Okay, so it’s 4 a.m., I’m completely wired—I’ve already taken a sleeping pill, so I get up. I look in the refrigerator and something smells rotten, I mean something’s smelled rotten for several days, and I’ve been worried that somehow the rats were in my refrigerator laying eggs. Anyway, so I’m looking into all these plastic containers, and there’s all this rotten shit in my refrigerator—so, at least there’s something to snack on, right?
The next night I talk to Eric, who’s still in Virginia visiting his parents, he says he’s been going to bed at 9 a.m. and getting up at 5 p.m.—the workday schedule is ingrained in all of us! So then I don’t feel so bad; when I get up, I’m no
t as much of a mess as I expected. Until later, when I’m sitting at the restaurant with Ralowe and Liz, head in my hands, or not quite in my hands but I’m rubbing my hands, all over the side of my head because it hurts so much. I go home and listen to scratch djs who are brilliant but the music’s crap, but why on earth did I get the fucking Party Monster soundtrack?
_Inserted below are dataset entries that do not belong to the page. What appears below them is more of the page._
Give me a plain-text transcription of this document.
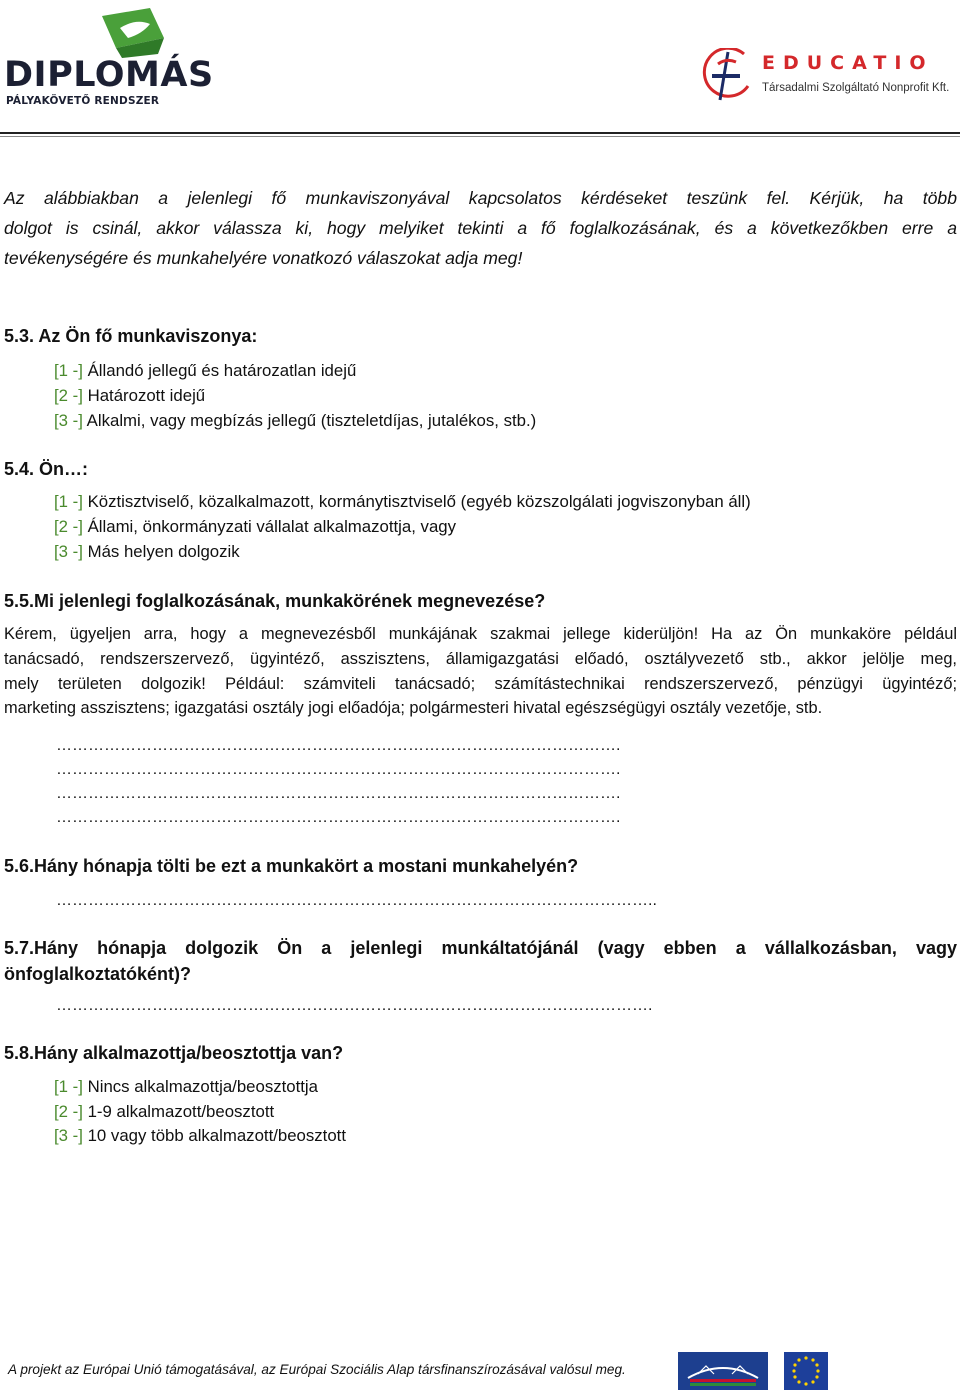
DIPLOMÁS
PÁLYAKÖVETŐ RENDSZER
EDUCATIO
Társadalmi Szolgáltató Nonprofit Kft.
Az alábbiakban a jelenlegi fő munkaviszonyával kapcsolatos kérdéseket teszünk fel. Kérjük, ha több
dolgot is csinál, akkor válassza ki, hogy melyiket tekinti a fő foglalkozásának, és a következőkben erre a
tevékenységére és munkahelyére vonatkozó válaszokat adja meg!
5.3. Az Ön fő munkaviszonya:
[1 -] Állandó jellegű és határozatlan idejű
[2 -] Határozott idejű
[3 -] Alkalmi, vagy megbízás jellegű (tiszteletdíjas, jutalékos, stb.)
5.4. Ön…:
[1 -] Köztisztviselő, közalkalmazott, kormánytisztviselő (egyéb közszolgálati jogviszonyban áll)
[2 -] Állami, önkormányzati vállalat alkalmazottja, vagy
[3 -] Más helyen dolgozik
5.5.Mi jelenlegi foglalkozásának, munkakörének megnevezése?
Kérem, ügyeljen arra, hogy a megnevezésből munkájának szakmai jellege kiderüljön! Ha az Ön munkaköre például
tanácsadó, rendszerszervező, ügyintéző, asszisztens, államigazgatási előadó, osztályvezető stb., akkor jelölje meg,
mely területen dolgozik! Például: számviteli tanácsadó; számítástechnikai rendszerszervező, pénzügyi ügyintéző;
marketing asszisztens; igazgatási osztály jogi előadója; polgármesteri hivatal egészségügyi osztály vezetője, stb.
…………………………………………………………………………………………….
…………………………………………………………………………………………….
…………………………………………………………………………………………….
…………………………………………………………………………………………….
5.6.Hány hónapja tölti be ezt a munkakört a mostani munkahelyén?
…………………………………………………………………………………………………..
5.7.Hány hónapja dolgozik Ön a jelenlegi munkáltatójánál (vagy ebben a vállalkozásban, vagy
önfoglalkoztatóként)?
………………………………………………………………………………………………….
5.8.Hány alkalmazottja/beosztottja van?
[1 -] Nincs alkalmazottja/beosztottja
[2 -] 1-9 alkalmazott/beosztott
[3 -] 10 vagy több alkalmazott/beosztott
A projekt az Európai Unió támogatásával, az Európai Szociális Alap társfinanszírozásával valósul meg.
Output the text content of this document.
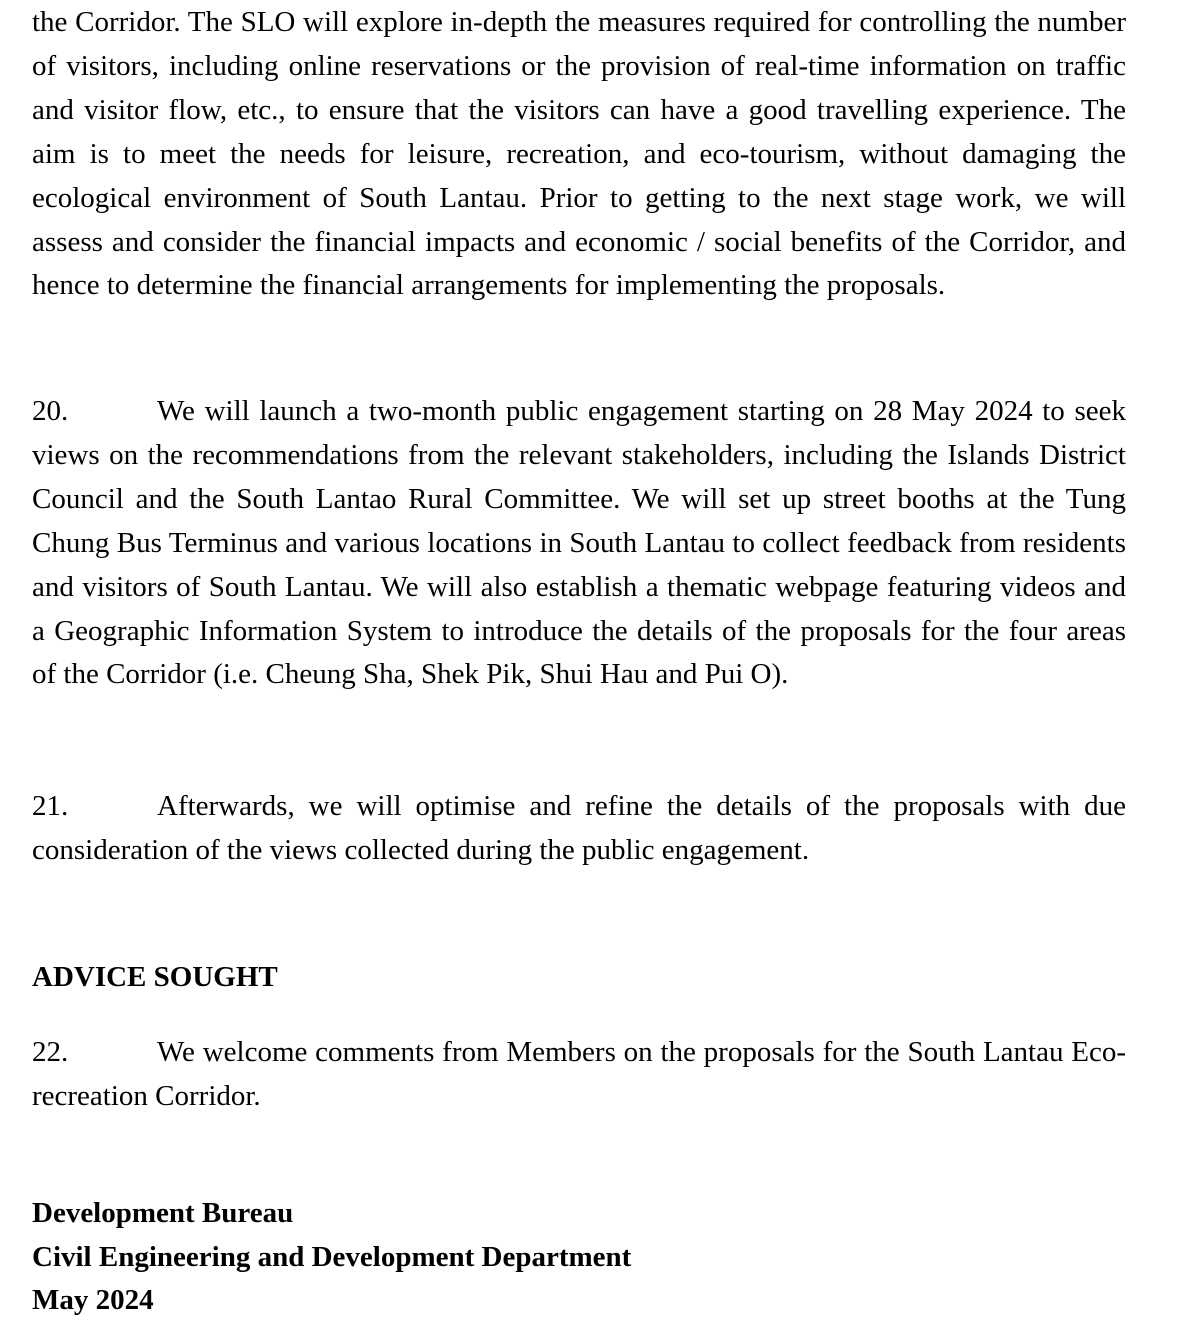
the Corridor. The SLO will explore in-depth the measures required for controlling the number of visitors, including online reservations or the provision of real-time information on traffic and visitor flow, etc., to ensure that the visitors can have a good travelling experience. The aim is to meet the needs for leisure, recreation, and eco-tourism, without damaging the ecological environment of South Lantau. Prior to getting to the next stage work, we will assess and consider the financial impacts and economic / social benefits of the Corridor, and hence to determine the financial arrangements for implementing the proposals.

20.	We will launch a two-month public engagement starting on 28 May 2024 to seek views on the recommendations from the relevant stakeholders, including the Islands District Council and the South Lantao Rural Committee. We will set up street booths at the Tung Chung Bus Terminus and various locations in South Lantau to collect feedback from residents and visitors of South Lantau. We will also establish a thematic webpage featuring videos and a Geographic Information System to introduce the details of the proposals for the four areas of the Corridor (i.e. Cheung Sha, Shek Pik, Shui Hau and Pui O).

21.	Afterwards, we will optimise and refine the details of the proposals with due consideration of the views collected during the public engagement.

ADVICE SOUGHT

22.	We welcome comments from Members on the proposals for the South Lantau Eco-recreation Corridor.

Development Bureau
Civil Engineering and Development Department
May 2024
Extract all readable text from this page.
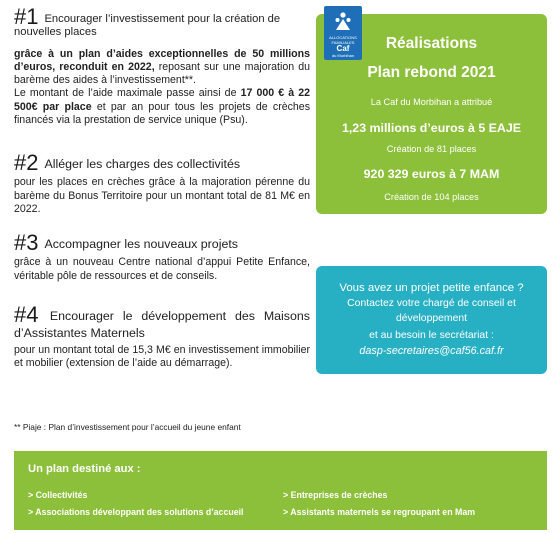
#1 Encourager l’investissement pour la création de nouvelles places

grâce à un plan d’aides exceptionnelles de 50 millions d’euros, reconduit en 2022, reposant sur une majoration du barème des aides à l’investissement**.

Le montant de l’aide maximale passe ainsi de 17 000 € à 22 500€ par place et par an pour tous les projets de crèches financés via la prestation de service unique (Psu).

#2 Alléger les charges des collectivités

pour les places en crèches grâce à la majoration pérenne du barème du Bonus Territoire pour un montant total de 81 M€ en 2022.

#3 Accompagner les nouveaux projets

grâce à un nouveau Centre national d’appui Petite Enfance, véritable pôle de ressources et de conseils.

#4 Encourager le développement des Maisons d’Assistantes Maternels

pour un montant total de 15,3 M€ en investissement immobilier et mobilier (extension de l’aide au démarrage).

Réalisations
Plan rebond 2021
La Caf du Morbihan a attribué
1,23 millions d’euros à 5 EAJE
Création de 81 places
920 329 euros à 7 MAM
Création de 104 places
ALLOCATIONS
FAMILIALES
Caf
du Morbihan
Vous avez un projet petite enfance ?
Contactez votre chargé de conseil et
développement
et au besoin le secrétariat :
dasp-secretaires@caf56.caf.fr
** Piaje : Plan d’investissement pour l’accueil du jeune enfant
Un plan destiné aux :
> Collectivités
> Associations développant des solutions d’accueil
> Entreprises de crèches
> Assistants maternels se regroupant en Mam
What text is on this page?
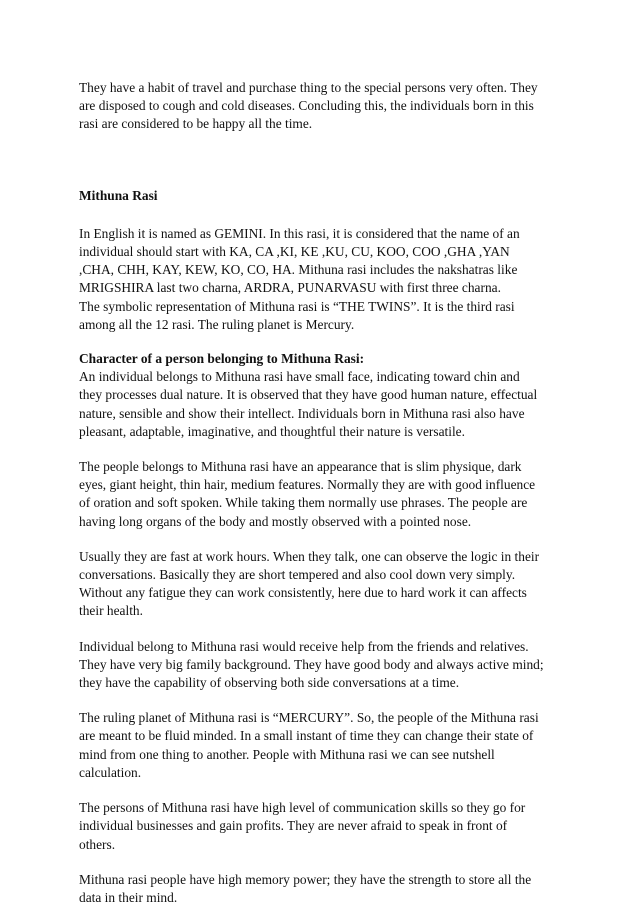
They have a habit of travel and purchase thing to the special persons very often. They
are disposed to cough and cold diseases. Concluding this, the individuals born in this
rasi are considered to be happy all the time.

Mithuna Rasi

In English it is named as GEMINI. In this rasi, it is considered that the name of an
individual should start with KA, CA ,KI, KE ,KU, CU, KOO, COO ,GHA ,YAN
,CHA, CHH, KAY, KEW, KO, CO, HA. Mithuna rasi includes the nakshatras like
MRIGSHIRA last two charna, ARDRA, PUNARVASU with first three charna.
The symbolic representation of Mithuna rasi is “THE TWINS”. It is the third rasi
among all the 12 rasi. The ruling planet is Mercury.

Character of a person belonging to Mithuna Rasi:

An individual belongs to Mithuna rasi have small face, indicating toward chin and
they processes dual nature. It is observed that they have good human nature, effectual
nature, sensible and show their intellect. Individuals born in Mithuna rasi also have
pleasant, adaptable, imaginative, and thoughtful their nature is versatile.

The people belongs to Mithuna rasi have an appearance that is slim physique, dark
eyes, giant height, thin hair, medium features. Normally they are with good influence
of oration and soft spoken. While taking them normally use phrases. The people are
having long organs of the body and mostly observed with a pointed nose.

Usually they are fast at work hours. When they talk, one can observe the logic in their
conversations. Basically they are short tempered and also cool down very simply.
Without any fatigue they can work consistently, here due to hard work it can affects
their health.

Individual belong to Mithuna rasi would receive help from the friends and relatives.
They have very big family background. They have good body and always active mind;
they have the capability of observing both side conversations at a time.

The ruling planet of Mithuna rasi is “MERCURY”. So, the people of the Mithuna rasi
are meant to be fluid minded. In a small instant of time they can change their state of
mind from one thing to another. People with Mithuna rasi we can see nutshell
calculation.

The persons of Mithuna rasi have high level of communication skills so they go for
individual businesses and gain profits. They are never afraid to speak in front of
others.

Mithuna rasi people have high memory power; they have the strength to store all the
data in their mind.
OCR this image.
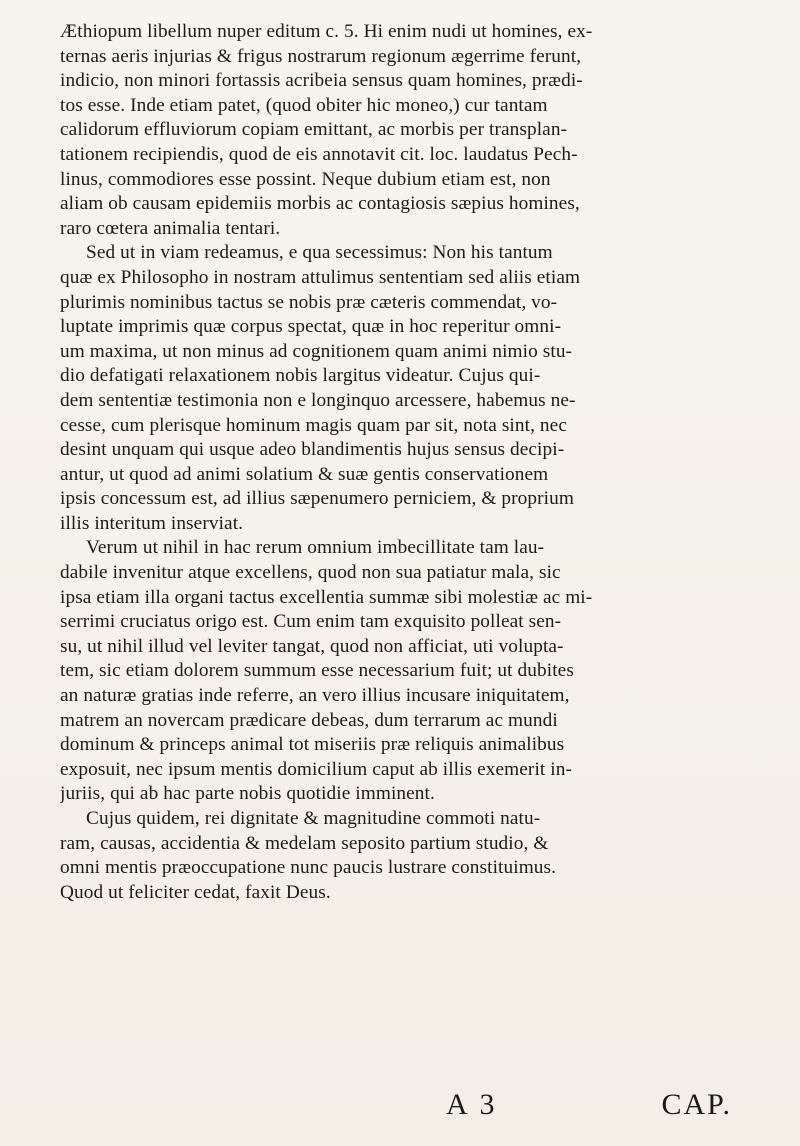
Æthiopum libellum nuper editum c. 5. Hi enim nudi ut homines, ex-
ternas aeris injurias & frigus nostrarum regionum ægerrime ferunt,
indicio, non minori fortassis acribeia sensus quam homines, prædi-
tos esse. Inde etiam patet, (quod obiter hic moneo,) cur tantam
calidorum effluviorum copiam emittant, ac morbis per transplan-
tationem recipiendis, quod de eis annotavit cit. loc. laudatus Pech-
linus, commodiores esse possint. Neque dubium etiam est, non
aliam ob causam epidemiis morbis ac contagiosis sæpius homines,
raro cœtera animalia tentari.
Sed ut in viam redeamus, e qua secessimus: Non his tantum
quæ ex Philosopho in nostram attulimus sententiam sed aliis etiam
plurimis nominibus tactus se nobis præ cæteris commendat, vo-
luptate imprimis quæ corpus spectat, quæ in hoc reperitur omni-
um maxima, ut non minus ad cognitionem quam animi nimio stu-
dio defatigati relaxationem nobis largitus videatur. Cujus qui-
dem sententiæ testimonia non e longinquo arcessere, habemus ne-
cesse, cum plerisque hominum magis quam par sit, nota sint, nec
desint unquam qui usque adeo blandimentis hujus sensus decipi-
antur, ut quod ad animi solatium & suæ gentis conservationem
ipsis concessum est, ad illius sæpenumero perniciem, & proprium
illis interitum inserviat.
Verum ut nihil in hac rerum omnium imbecillitate tam lau-
dabile invenitur atque excellens, quod non sua patiatur mala, sic
ipsa etiam illa organi tactus excellentia summæ sibi molestiæ ac mi-
serrimi cruciatus origo est. Cum enim tam exquisito polleat sen-
su, ut nihil illud vel leviter tangat, quod non afficiat, uti volupta-
tem, sic etiam dolorem summum esse necessarium fuit; ut dubites
an naturæ gratias inde referre, an vero illius incusare iniquitatem,
matrem an novercam prædicare debeas, dum terrarum ac mundi
dominum & princeps animal tot miseriis præ reliquis animalibus
exposuit, nec ipsum mentis domicilium caput ab illis exemerit in-
juriis, qui ab hac parte nobis quotidie imminent.
Cujus quidem, rei dignitate & magnitudine commoti natu-
ram, causas, accidentia & medelam seposito partium studio, &
omni mentis præoccupatione nunc paucis lustrare constituimus.
Quod ut feliciter cedat, faxit Deus.
A 3	CAP.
I wake up at some horrible horrible time in the morning, look at the clock and—oh, no—its 1:20 p.m. Today’s public radio warning: terrorists could use almanacs to cause harm. Don’t let your child outgrow the stroller until you’ve got the right leash. Meet the man who invented the Cosmopolitan! But wait: are you a low-level associate of insurgents? It’s one of those days when I’m trying to harvest energy so that I can harness it—do you know what I mean, even with all these farming and energy and maybe even livestock metaphors? I finally go to a chi gung class—it’s all right, but I hurt a muscle in my right foot.
Why does every mattress I get cave in within two weeks? I guess I’ve only had two, but it’s happened to both of them. The other one I kept for three years anyway, because it was non-returnable. This one I’ve had for a couple months now, but I can exchange it at any time, I made sure of that. But I keep trying to convince myself that it couldn’t really be caving in—maybe the floor is tilted, or the frame isn’t attached right.
Preventative medicine: today I’ve bitten my lip at least five times, inside there’s a small swollen sore with pus, but I’m craving the Power Exchange. Not a good idea, so that’s where the preventative part comes in—jerking off on the phone, after this guy tells me he wants me to sit on his cock and milk the load out. Or maybe that’s what I want. He’s got a familiar voice, soft and masculine and I’m eager to shoot my load in the sink, which isn’t really that fun.